Apart from that, the other crucial differences are .
Issuing authority -
Offical digital currencies are issued by the central banks of a nation- state that oversees the banking system in that country.For Example , in India, like regular Paper currency, it'll be the Reserve Bank of India that will issue digital currency, when mandated by the government. Also, in the US, it'll be the Federal Reserve. However, in the case of cryptocurrency, there's no single issuing authority. Cryptocurrencies are generally developed by teams as a piece of code used for issuance through‘mining’.
Creation, as well as use-
is maintained through a distributed ledger.They transmit value across a decentralised network of users.Therefore while digital currencies are centralised, cryptocurrencies are de-centralised. Encryption and underpinning tech There's little encryption that happens in official digital currency and involves no special cybersecurity measures.
Anyone with a regular online bank account, for instance, can store and use digital currencies.

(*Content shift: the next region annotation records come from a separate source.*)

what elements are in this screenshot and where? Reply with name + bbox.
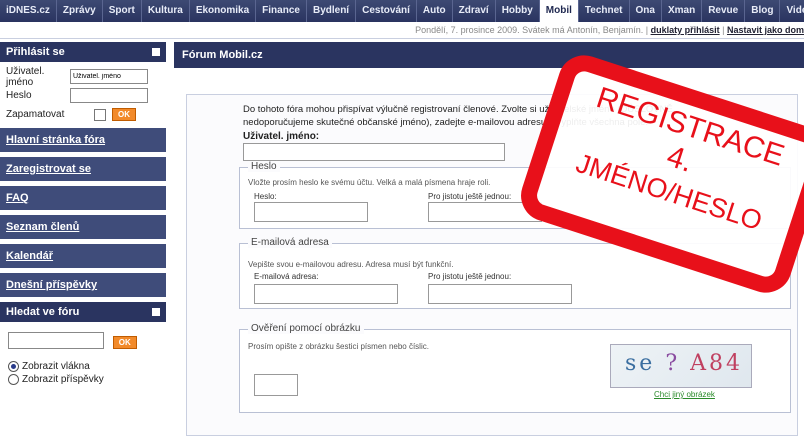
- sidebar-link[interactable]: Seznam členů: [0, 215, 166, 244]
- search-input[interactable]: [8, 332, 104, 349]
- nav-item[interactable]: Cestování: [356, 0, 417, 22]
- nav-item[interactable]: iDNES.cz: [0, 0, 57, 22]
- captcha-desc: Prosím opište z obrázku šestici písmen n…: [248, 342, 429, 351]
- search-title: Hledat ve fóru: [6, 306, 80, 318]
- date-bar: Pondělí, 7. prosince 2009. Svátek má Ant…: [0, 22, 804, 39]
- nav-item[interactable]: Bydlení: [307, 0, 357, 22]
- login-header: Přihlásit se: [0, 42, 166, 62]
- nav-item[interactable]: Ona: [630, 0, 662, 22]
- password-confirm-label: Pro jistotu ještě jednou:: [428, 192, 512, 201]
- email-legend: E-mailová adresa: [248, 237, 332, 248]
- radio-threads[interactable]: Zobrazit vlákna: [8, 361, 158, 372]
- nav-item[interactable]: Blog: [745, 0, 781, 22]
- sidebar-link[interactable]: FAQ: [0, 186, 166, 215]
- username-label: Uživatel. jméno: [6, 65, 45, 88]
- nav-item[interactable]: Kultura: [142, 0, 190, 22]
- sidebar: Přihlásit se Uživatel. jméno Heslo Zapam…: [0, 42, 166, 440]
- email-confirm-field[interactable]: [428, 284, 572, 304]
- nav-item[interactable]: Hobby: [496, 0, 540, 22]
- email-field-label: E-mailová adresa:: [254, 272, 319, 281]
- remember-label: Zapamatovat: [6, 109, 65, 120]
- username-field[interactable]: [243, 143, 505, 161]
- nav-item[interactable]: Ekonomika: [190, 0, 257, 22]
- password-desc: Vložte prosím heslo ke svému účtu. Velká…: [248, 178, 491, 187]
- search-ok-button[interactable]: OK: [112, 336, 137, 349]
- top-navigation: iDNES.cz Zprávy Sport Kultura Ekonomika Finan…: [0, 0, 804, 22]
- nav-item[interactable]: Xman: [662, 0, 703, 22]
- sidebar-link[interactable]: Hlavní stránka fóra: [0, 128, 166, 157]
- new-captcha-link[interactable]: Chci jiný obrázek: [654, 390, 715, 399]
- radio-posts-icon[interactable]: [8, 374, 19, 385]
- collapse-icon[interactable]: [152, 308, 160, 316]
- email-desc: Vepište svou e-mailovou adresu. Adresa m…: [248, 260, 454, 269]
- sidebar-link[interactable]: Dnešní příspěvky: [0, 273, 166, 302]
- date-text: Pondělí, 7. prosince 2009. Svátek má Ant…: [415, 25, 649, 35]
- captcha-text: se ? A84: [625, 351, 743, 376]
- captcha-fieldset: Ověření pomocí obrázku Prosím opište z o…: [239, 323, 791, 413]
- login-title: Přihlásit se: [6, 46, 65, 58]
- login-link[interactable]: duklaty přihlásit: [651, 25, 720, 35]
- nav-item[interactable]: Zprávy: [57, 0, 103, 22]
- sidebar-link[interactable]: Zaregistrovat se: [0, 157, 166, 186]
- nav-item[interactable]: Video: [780, 0, 804, 22]
- sidebar-link[interactable]: Kalendář: [0, 244, 166, 273]
- nav-item[interactable]: Auto: [417, 0, 453, 22]
- nav-item[interactable]: Mobil: [539, 0, 579, 22]
- username-input[interactable]: [70, 69, 148, 84]
- email-confirm-label: Pro jistotu ještě jednou:: [428, 272, 512, 281]
- captcha-legend: Ověření pomocí obrázku: [248, 323, 364, 334]
- nav-item[interactable]: Finance: [256, 0, 307, 22]
- search-form: OK Zobrazit vlákna Zobrazit příspěvky: [0, 322, 166, 395]
- nav-item[interactable]: Revue: [702, 0, 746, 22]
- nav-item[interactable]: Zdraví: [453, 0, 496, 22]
- set-homepage-link[interactable]: Nastavit jako dom: [727, 25, 804, 35]
- radio-threads-icon[interactable]: [8, 361, 19, 372]
- radio-threads-label: Zobrazit vlákna: [22, 361, 90, 372]
- radio-posts-label: Zobrazit příspěvky: [22, 374, 104, 385]
- login-ok-button[interactable]: OK: [112, 108, 136, 121]
- search-header: Hledat ve fóru: [0, 302, 166, 322]
- sidebar-links: Hlavní stránka fóra Zaregistrovat se FAQ Se…: [0, 128, 166, 302]
- email-field[interactable]: [254, 284, 398, 304]
- captcha-input[interactable]: [254, 374, 298, 396]
- radio-posts[interactable]: Zobrazit příspěvky: [8, 374, 158, 385]
- captcha-image: se ? A84: [610, 344, 752, 388]
- nav-item[interactable]: Technet: [579, 0, 630, 22]
- password-field-label: Heslo:: [254, 192, 277, 201]
- nav-item[interactable]: Sport: [103, 0, 142, 22]
- forum-title: Fórum Mobil.cz: [174, 42, 804, 68]
- login-form: Uživatel. jméno Heslo Zapamatovat OK: [0, 62, 166, 128]
- password-input[interactable]: [70, 88, 148, 103]
- remember-checkbox[interactable]: [94, 108, 106, 121]
- username-field-label: Uživatel. jméno:: [243, 131, 320, 142]
- password-label: Heslo: [6, 90, 32, 101]
- password-field[interactable]: [254, 202, 368, 222]
- collapse-icon[interactable]: [152, 48, 160, 56]
- password-legend: Heslo: [248, 161, 280, 172]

Consider this as a form of e-cash. However, blockchain is the underlying technology used in most cryptocurrencies and, generally, these are stored in‘ wallets’with a high degree of cyber security. While it's true that some of the crypto wallets have been hacked, generally the degree of cyber defensive measures taken beforehand are more in the case of cryptocurrencies.
Stability and change in the rates -
While official digital currencies are largely stable in value and therefore easy to enjoy and use in the global market, cryptocurrencies can wildly swing in value.

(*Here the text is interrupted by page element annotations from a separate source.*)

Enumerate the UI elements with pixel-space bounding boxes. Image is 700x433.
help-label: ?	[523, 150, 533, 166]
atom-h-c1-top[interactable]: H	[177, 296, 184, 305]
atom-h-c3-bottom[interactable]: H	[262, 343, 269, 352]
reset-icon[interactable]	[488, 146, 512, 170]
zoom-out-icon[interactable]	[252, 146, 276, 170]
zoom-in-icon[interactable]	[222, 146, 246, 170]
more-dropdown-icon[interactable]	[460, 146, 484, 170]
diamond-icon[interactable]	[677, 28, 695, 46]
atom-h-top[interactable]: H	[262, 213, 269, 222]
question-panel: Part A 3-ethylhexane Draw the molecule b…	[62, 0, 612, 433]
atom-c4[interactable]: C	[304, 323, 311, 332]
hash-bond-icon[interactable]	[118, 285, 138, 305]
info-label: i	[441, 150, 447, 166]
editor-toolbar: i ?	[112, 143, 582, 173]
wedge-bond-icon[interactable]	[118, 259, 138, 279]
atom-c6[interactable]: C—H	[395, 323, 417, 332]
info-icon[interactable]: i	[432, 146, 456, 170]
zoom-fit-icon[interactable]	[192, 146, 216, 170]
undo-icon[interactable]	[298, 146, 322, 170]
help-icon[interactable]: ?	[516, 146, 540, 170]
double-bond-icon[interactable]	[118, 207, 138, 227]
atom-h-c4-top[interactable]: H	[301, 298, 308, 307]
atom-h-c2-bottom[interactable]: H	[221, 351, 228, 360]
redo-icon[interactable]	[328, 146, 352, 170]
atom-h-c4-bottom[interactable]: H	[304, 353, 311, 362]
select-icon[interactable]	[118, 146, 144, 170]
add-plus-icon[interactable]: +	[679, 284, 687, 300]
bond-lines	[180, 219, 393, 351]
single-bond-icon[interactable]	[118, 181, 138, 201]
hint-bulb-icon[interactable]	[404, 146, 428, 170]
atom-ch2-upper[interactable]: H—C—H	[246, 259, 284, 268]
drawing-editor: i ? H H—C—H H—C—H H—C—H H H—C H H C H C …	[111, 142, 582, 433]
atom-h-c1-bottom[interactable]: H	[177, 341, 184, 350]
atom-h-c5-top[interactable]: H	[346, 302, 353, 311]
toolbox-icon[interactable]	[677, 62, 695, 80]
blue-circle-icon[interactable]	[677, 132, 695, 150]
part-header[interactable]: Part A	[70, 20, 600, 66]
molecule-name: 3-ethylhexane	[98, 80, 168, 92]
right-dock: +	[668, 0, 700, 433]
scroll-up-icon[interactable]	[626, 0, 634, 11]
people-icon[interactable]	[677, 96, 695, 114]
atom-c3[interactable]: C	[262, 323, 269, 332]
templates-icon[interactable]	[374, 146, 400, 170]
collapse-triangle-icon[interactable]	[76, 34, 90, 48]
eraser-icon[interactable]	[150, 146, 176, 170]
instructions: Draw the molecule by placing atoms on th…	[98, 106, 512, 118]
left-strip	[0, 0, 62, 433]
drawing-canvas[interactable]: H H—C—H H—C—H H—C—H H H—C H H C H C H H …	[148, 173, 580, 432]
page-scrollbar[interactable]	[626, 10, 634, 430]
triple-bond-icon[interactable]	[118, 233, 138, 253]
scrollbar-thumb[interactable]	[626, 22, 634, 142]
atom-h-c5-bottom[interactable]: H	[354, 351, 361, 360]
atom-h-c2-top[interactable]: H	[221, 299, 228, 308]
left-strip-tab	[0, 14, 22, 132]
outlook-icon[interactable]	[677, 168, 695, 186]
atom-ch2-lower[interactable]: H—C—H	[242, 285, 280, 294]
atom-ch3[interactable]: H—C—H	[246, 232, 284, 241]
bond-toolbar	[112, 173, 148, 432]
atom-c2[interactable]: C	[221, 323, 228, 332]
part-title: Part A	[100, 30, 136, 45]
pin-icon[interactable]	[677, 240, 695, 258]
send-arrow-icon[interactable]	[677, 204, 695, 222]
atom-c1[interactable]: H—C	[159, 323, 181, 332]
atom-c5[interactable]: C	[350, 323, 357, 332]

In a single day, the price of a unit of cryptocurrency can vary as much as 50 to 70 per cent.
Therefore, fiat digital currencies give more stability, while cryptocurrencies are known for their high degree of volatility and consequent threat.

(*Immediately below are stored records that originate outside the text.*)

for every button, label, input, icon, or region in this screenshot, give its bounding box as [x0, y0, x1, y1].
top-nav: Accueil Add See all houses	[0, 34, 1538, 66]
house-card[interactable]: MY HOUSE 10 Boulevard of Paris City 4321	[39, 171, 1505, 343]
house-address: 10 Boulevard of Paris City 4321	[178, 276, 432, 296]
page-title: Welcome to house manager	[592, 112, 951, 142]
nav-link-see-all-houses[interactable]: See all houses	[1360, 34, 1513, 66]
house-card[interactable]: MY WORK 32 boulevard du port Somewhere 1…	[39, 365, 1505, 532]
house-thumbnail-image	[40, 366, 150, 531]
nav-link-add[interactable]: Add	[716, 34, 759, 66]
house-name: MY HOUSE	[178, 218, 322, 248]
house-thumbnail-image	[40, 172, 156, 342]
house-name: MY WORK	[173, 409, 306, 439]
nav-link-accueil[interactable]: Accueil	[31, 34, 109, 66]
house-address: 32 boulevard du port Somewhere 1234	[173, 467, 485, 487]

Transparency -One crucial area where cryptos score is transparency. In this case, the entire history of transactions between two parties can be seen as it's done on blockchain and is immutable (can not be changed). However, in the case of central bank- issued digital currency, it's the centralised issuing authority that decides how much information it wants to share.
The receiver or sender of digital currency will receive information only related to that transaction.
Cost of sale-
In the case of digital currency, the issuing authority or the centralised regulator can levy transaction fees each time the currency is debited or credited. The blockchain technology used in cryptocurrencies ensures that similar charges are minimised as there's no commission for third parties. This is especially useful when cryptocurrency is used to buy or sell, high- value assets. Legal frame In most countries, there's some kind of legal frame and protection around official digital currencies. However, when it comes to cryptocurrencies, that isn't the case; in several parts of the world, it's still a grey area. Except for El Salvador, which decided to use Bitcoin ( presently the most popular cryptocurrency) as legal tender, cryptocurrencies are in unchartered territory with their legal status not clearly defined.